Nevertheless, the Homer who started this epic Iliad was Owen Wister of Seventh and Spruce, Philadelphia.His book The Virginian might be summarized in a single quotation, "When you say that to me, smile." Behind that, of course, was Wister the lion of the Philadelphia Club rebuking his peers. The real theme was "I searched the drawing rooms of Philadelphia and Boston for the gentleman. And I found him on the frontier."
|James Fenimore Cooper|
Part of this complex theme is the underlying outdoors fraternity linking cowboys and Indians, tracing back to James Fenimore Cooper of Camden, NJ ennobling the noble savage in the Last of the Mohicans. Fair treatment for the natives has long been a strong Quaker theme, tracing back to William Penn's deep wisdom about colonization, and also personified in Corn planter the thoughtful Chief of the Iroquois, or Joseph Brant the scholarly Indian leader who translated the Bible, charmed the English monarchy, and then returned home to massacre the town of Lackawaxen. There's a theme here of shooting the circling Indians off their ponies, take no prisoners, mixed with the tragic white woman who falls in love with the equally tragic Indian brave, all doomed from the start. There's the sheriff with a shady past, going forth to shoot it out with outlaws while his Quaker wife watches out the window, because he is true to the Code of the West. Grace Kelly was surely no Quaker, but the Philadelphia hint is unmistakable.

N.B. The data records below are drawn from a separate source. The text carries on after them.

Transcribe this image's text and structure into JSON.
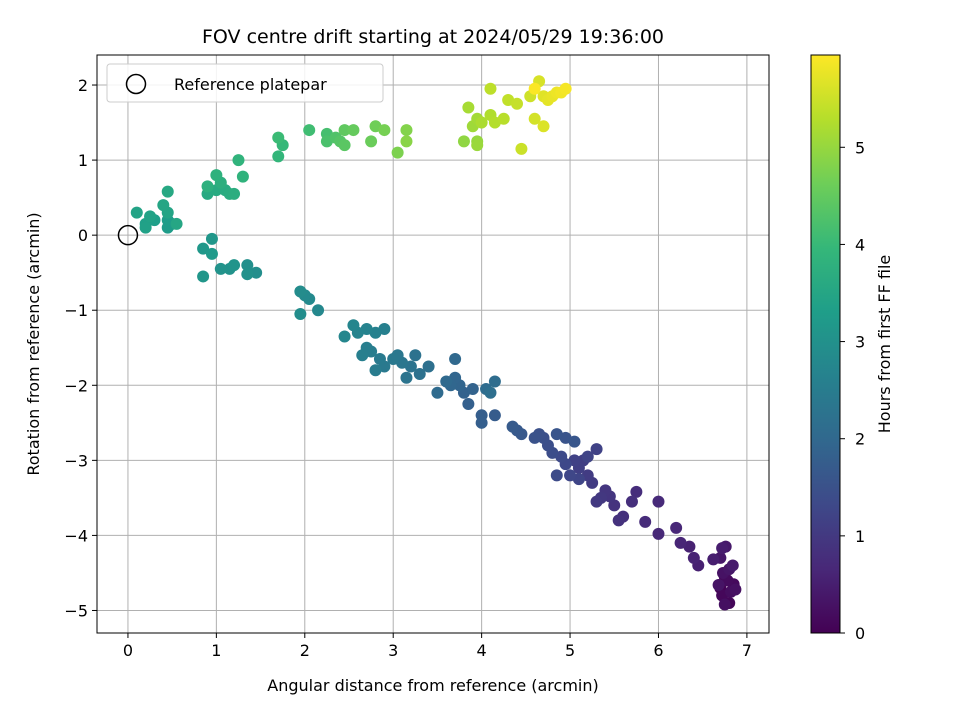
{
  "chart_data": {
    "type": "scatter",
    "title": "FOV centre drift starting at 2024/05/29 19:36:00",
    "xlabel": "Angular distance from reference (arcmin)",
    "ylabel": "Rotation from reference (arcmin)",
    "xlim": [
      -0.35,
      7.25
    ],
    "ylim": [
      -5.3,
      2.4
    ],
    "x_ticks": [
      0,
      1,
      2,
      3,
      4,
      5,
      6,
      7
    ],
    "y_ticks": [
      -5,
      -4,
      -3,
      -2,
      -1,
      0,
      1,
      2
    ],
    "grid": true,
    "legend": {
      "placement": "top-left",
      "entries": [
        "Reference platepar"
      ]
    },
    "reference_point": {
      "x": 0,
      "y": 0,
      "label": "Reference platepar"
    },
    "colorbar": {
      "label": "Hours from first FF file",
      "range": [
        0,
        5.95
      ],
      "ticks": [
        0,
        1,
        2,
        3,
        4,
        5
      ],
      "colormap": "viridis"
    },
    "colormap_stops": [
      "#440154",
      "#482878",
      "#3e4989",
      "#31688e",
      "#26828e",
      "#1f9e89",
      "#35b779",
      "#6ece58",
      "#b5de2b",
      "#fde725"
    ],
    "points": [
      [
        6.7,
        -4.7,
        0.02
      ],
      [
        6.75,
        -4.55,
        0.05
      ],
      [
        6.8,
        -4.9,
        0.08
      ],
      [
        6.72,
        -4.8,
        0.11
      ],
      [
        6.85,
        -4.65,
        0.14
      ],
      [
        6.78,
        -4.6,
        0.17
      ],
      [
        6.82,
        -4.75,
        0.2
      ],
      [
        6.75,
        -4.92,
        0.23
      ],
      [
        6.87,
        -4.72,
        0.26
      ],
      [
        6.73,
        -4.5,
        0.29
      ],
      [
        6.68,
        -4.66,
        0.32
      ],
      [
        6.8,
        -4.45,
        0.35
      ],
      [
        6.7,
        -4.3,
        0.38
      ],
      [
        6.76,
        -4.15,
        0.41
      ],
      [
        6.84,
        -4.4,
        0.44
      ],
      [
        6.72,
        -4.17,
        0.47
      ],
      [
        6.62,
        -4.32,
        0.5
      ],
      [
        6.45,
        -4.4,
        0.53
      ],
      [
        6.35,
        -4.15,
        0.56
      ],
      [
        6.4,
        -4.3,
        0.59
      ],
      [
        6.25,
        -4.1,
        0.62
      ],
      [
        6.2,
        -3.9,
        0.65
      ],
      [
        6.0,
        -3.98,
        0.68
      ],
      [
        6.0,
        -3.55,
        0.71
      ],
      [
        5.85,
        -3.82,
        0.74
      ],
      [
        5.75,
        -3.42,
        0.77
      ],
      [
        5.7,
        -3.55,
        0.8
      ],
      [
        5.6,
        -3.75,
        0.83
      ],
      [
        5.55,
        -3.8,
        0.86
      ],
      [
        5.5,
        -3.6,
        0.89
      ],
      [
        5.45,
        -3.48,
        0.92
      ],
      [
        5.4,
        -3.4,
        0.95
      ],
      [
        5.35,
        -3.5,
        0.98
      ],
      [
        5.3,
        -3.55,
        1.01
      ],
      [
        5.25,
        -3.3,
        1.04
      ],
      [
        5.2,
        -3.2,
        1.07
      ],
      [
        5.15,
        -3.0,
        1.1
      ],
      [
        5.1,
        -3.1,
        1.13
      ],
      [
        5.05,
        -3.0,
        1.16
      ],
      [
        5.3,
        -2.85,
        1.19
      ],
      [
        5.2,
        -2.95,
        1.22
      ],
      [
        5.1,
        -3.25,
        1.25
      ],
      [
        5.0,
        -3.2,
        1.28
      ],
      [
        4.95,
        -3.05,
        1.31
      ],
      [
        4.9,
        -2.95,
        1.34
      ],
      [
        4.85,
        -3.2,
        1.37
      ],
      [
        4.8,
        -2.9,
        1.4
      ],
      [
        4.75,
        -2.8,
        1.43
      ],
      [
        4.7,
        -2.7,
        1.46
      ],
      [
        4.65,
        -2.65,
        1.49
      ],
      [
        4.6,
        -2.7,
        1.52
      ],
      [
        4.95,
        -2.7,
        1.55
      ],
      [
        4.85,
        -2.65,
        1.58
      ],
      [
        5.05,
        -2.75,
        1.61
      ],
      [
        4.45,
        -2.65,
        1.64
      ],
      [
        4.4,
        -2.6,
        1.67
      ],
      [
        4.35,
        -2.55,
        1.7
      ],
      [
        4.15,
        -2.4,
        1.73
      ],
      [
        4.0,
        -2.4,
        1.76
      ],
      [
        4.0,
        -2.5,
        1.79
      ],
      [
        3.85,
        -2.25,
        1.82
      ],
      [
        3.8,
        -2.1,
        1.85
      ],
      [
        3.9,
        -2.05,
        1.88
      ],
      [
        3.75,
        -2.0,
        1.91
      ],
      [
        3.7,
        -1.9,
        1.94
      ],
      [
        3.65,
        -2.0,
        1.97
      ],
      [
        3.7,
        -1.65,
        2.0
      ],
      [
        3.6,
        -1.95,
        2.03
      ],
      [
        3.5,
        -2.1,
        2.06
      ],
      [
        4.05,
        -2.05,
        2.09
      ],
      [
        4.15,
        -1.95,
        2.12
      ],
      [
        4.1,
        -2.1,
        2.15
      ],
      [
        3.4,
        -1.75,
        2.18
      ],
      [
        3.3,
        -1.85,
        2.21
      ],
      [
        3.25,
        -1.6,
        2.24
      ],
      [
        3.2,
        -1.75,
        2.27
      ],
      [
        3.15,
        -1.9,
        2.3
      ],
      [
        3.1,
        -1.7,
        2.33
      ],
      [
        3.05,
        -1.6,
        2.36
      ],
      [
        3.0,
        -1.65,
        2.39
      ],
      [
        2.9,
        -1.75,
        2.42
      ],
      [
        2.85,
        -1.65,
        2.45
      ],
      [
        2.8,
        -1.8,
        2.48
      ],
      [
        2.75,
        -1.55,
        2.51
      ],
      [
        2.7,
        -1.5,
        2.54
      ],
      [
        2.65,
        -1.6,
        2.57
      ],
      [
        2.9,
        -1.25,
        2.6
      ],
      [
        2.8,
        -1.3,
        2.63
      ],
      [
        2.7,
        -1.25,
        2.66
      ],
      [
        2.6,
        -1.3,
        2.69
      ],
      [
        2.55,
        -1.2,
        2.72
      ],
      [
        2.45,
        -1.35,
        2.75
      ],
      [
        2.15,
        -1.0,
        2.78
      ],
      [
        2.05,
        -0.85,
        2.81
      ],
      [
        2.0,
        -0.8,
        2.84
      ],
      [
        1.95,
        -0.75,
        2.87
      ],
      [
        1.95,
        -1.05,
        2.9
      ],
      [
        1.45,
        -0.5,
        2.93
      ],
      [
        1.35,
        -0.4,
        2.96
      ],
      [
        1.35,
        -0.52,
        2.99
      ],
      [
        1.15,
        -0.45,
        3.02
      ],
      [
        1.05,
        -0.45,
        3.05
      ],
      [
        1.2,
        -0.4,
        3.08
      ],
      [
        0.85,
        -0.55,
        3.11
      ],
      [
        0.95,
        -0.05,
        3.14
      ],
      [
        0.85,
        -0.18,
        3.17
      ],
      [
        0.95,
        -0.25,
        3.2
      ],
      [
        0.5,
        0.15,
        3.23
      ],
      [
        0.45,
        0.1,
        3.26
      ],
      [
        0.45,
        0.2,
        3.29
      ],
      [
        0.3,
        0.2,
        3.32
      ],
      [
        0.2,
        0.15,
        3.35
      ],
      [
        0.2,
        0.1,
        3.38
      ],
      [
        0.25,
        0.25,
        3.41
      ],
      [
        0.1,
        0.3,
        3.44
      ],
      [
        0.45,
        0.3,
        3.47
      ],
      [
        0.4,
        0.4,
        3.5
      ],
      [
        0.55,
        0.15,
        3.53
      ],
      [
        0.45,
        0.58,
        3.56
      ],
      [
        0.9,
        0.55,
        3.59
      ],
      [
        1.0,
        0.6,
        3.62
      ],
      [
        1.1,
        0.6,
        3.65
      ],
      [
        1.15,
        0.55,
        3.68
      ],
      [
        1.2,
        0.55,
        3.71
      ],
      [
        1.05,
        0.7,
        3.74
      ],
      [
        0.9,
        0.65,
        3.77
      ],
      [
        1.0,
        0.8,
        3.8
      ],
      [
        1.3,
        0.78,
        3.83
      ],
      [
        1.25,
        1.0,
        3.86
      ],
      [
        1.7,
        1.05,
        3.92
      ],
      [
        1.75,
        1.2,
        3.98
      ],
      [
        1.7,
        1.3,
        4.04
      ],
      [
        2.05,
        1.4,
        4.1
      ],
      [
        2.25,
        1.35,
        4.16
      ],
      [
        2.25,
        1.25,
        4.22
      ],
      [
        2.35,
        1.3,
        4.28
      ],
      [
        2.4,
        1.25,
        4.34
      ],
      [
        2.45,
        1.2,
        4.4
      ],
      [
        2.45,
        1.4,
        4.46
      ],
      [
        2.55,
        1.4,
        4.52
      ],
      [
        2.75,
        1.25,
        4.58
      ],
      [
        2.8,
        1.45,
        4.64
      ],
      [
        2.9,
        1.4,
        4.7
      ],
      [
        3.05,
        1.1,
        4.76
      ],
      [
        3.15,
        1.4,
        4.82
      ],
      [
        3.15,
        1.25,
        4.88
      ],
      [
        3.8,
        1.25,
        4.94
      ],
      [
        3.95,
        1.25,
        5.0
      ],
      [
        3.95,
        1.2,
        5.04
      ],
      [
        3.9,
        1.45,
        5.08
      ],
      [
        3.95,
        1.55,
        5.12
      ],
      [
        3.85,
        1.7,
        5.16
      ],
      [
        4.0,
        1.5,
        5.2
      ],
      [
        4.1,
        1.6,
        5.24
      ],
      [
        4.15,
        1.5,
        5.28
      ],
      [
        4.25,
        1.55,
        5.32
      ],
      [
        4.1,
        1.95,
        5.36
      ],
      [
        4.3,
        1.8,
        5.4
      ],
      [
        4.4,
        1.75,
        5.44
      ],
      [
        4.45,
        1.15,
        5.48
      ],
      [
        4.55,
        1.85,
        5.52
      ],
      [
        4.6,
        1.55,
        5.56
      ],
      [
        4.65,
        2.05,
        5.6
      ],
      [
        4.7,
        1.45,
        5.64
      ],
      [
        4.7,
        1.85,
        5.68
      ],
      [
        4.75,
        1.8,
        5.72
      ],
      [
        4.8,
        1.85,
        5.76
      ],
      [
        4.85,
        1.9,
        5.8
      ],
      [
        4.9,
        1.9,
        5.84
      ],
      [
        4.95,
        1.95,
        5.88
      ],
      [
        4.6,
        1.95,
        5.92
      ]
    ]
  }
}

It may take a century or more, but some American Homer is surely going to write the definitive epic based on this story. Meanwhile, Zane Grey tried his best. His version has a lot of Philadelphia in it, and not only because he went to the University of Pennsylvania on a baseball scholarship. He graduated from Penn as a dentist, practiced in New York for six years, and hated every minute of it. Writing cowboy stories in his spare time, he gladly quit dentistry after his first publishing success, and moved over to Lackawaxen, PA to write in the woods. Lackawaxen is a great fishing spot, and was once a flourishing resort community at the confluence of the railroad and canal systems, now long since decayed and gone. He lived there for fifteen years, and asked to be buried there. His home is now a museum.
Pearl Grey became Zane Grey by way of P. Zane Grey, DDS. He had been born in Zanesville, Ohio, the son of a Quaker mother who belonged to the founding Zane family, and a preacher-farmer father who had insisted on the dentistry idea. All his life, Zane Grey was a vigorous sportsman, most unlikely to warm to an effeminate name like Pearl. Or gentle Quaker ways, either; but like his cowboy heroes he was obedient to his code. Most of his life he managed to go fishing more than two hundred times a year, and produced two thousand words of writing almost every week. He wrote a hundred thousand words a year, and kept it up for thirty years. He published sixty books in his lifetime, and thirty more of his books have appeared since his death. His material was the basis for forty movies, and many short stories. Six of his books are about fishing, but mostly he wrote sophisticated variations on the theme of the wild West, the cowboy true to his code, and the noble savage. He was the first American author to become a millionaire from his writings. It seems sort of a pity that he was overtaken by the pressures of commercial success, and consumed by his extraordinary drive and diligence to the point where very little time was left for the Great American Epic of the West. He lived in California for many years, but it seems unlikely there were enough hours in his day to shake loose from Quaker origins.
The same is true of Ronald Reagan and his Iowa origins, but somehow that does not capsulize what the American cowboy represents. Somehow there is something in common about the former Confederate cavalrymen who were the early cowboys, the Quakers befriending the Indians, and the Iowa boy who was to negotiate the end of the Cold War with the Evil Empire. It is somehow a matter of remaining true to your roots while dealing fairly with strangers. It lies in Reagan's motto as much as the Virginian's barroom warning. Trust, but verify.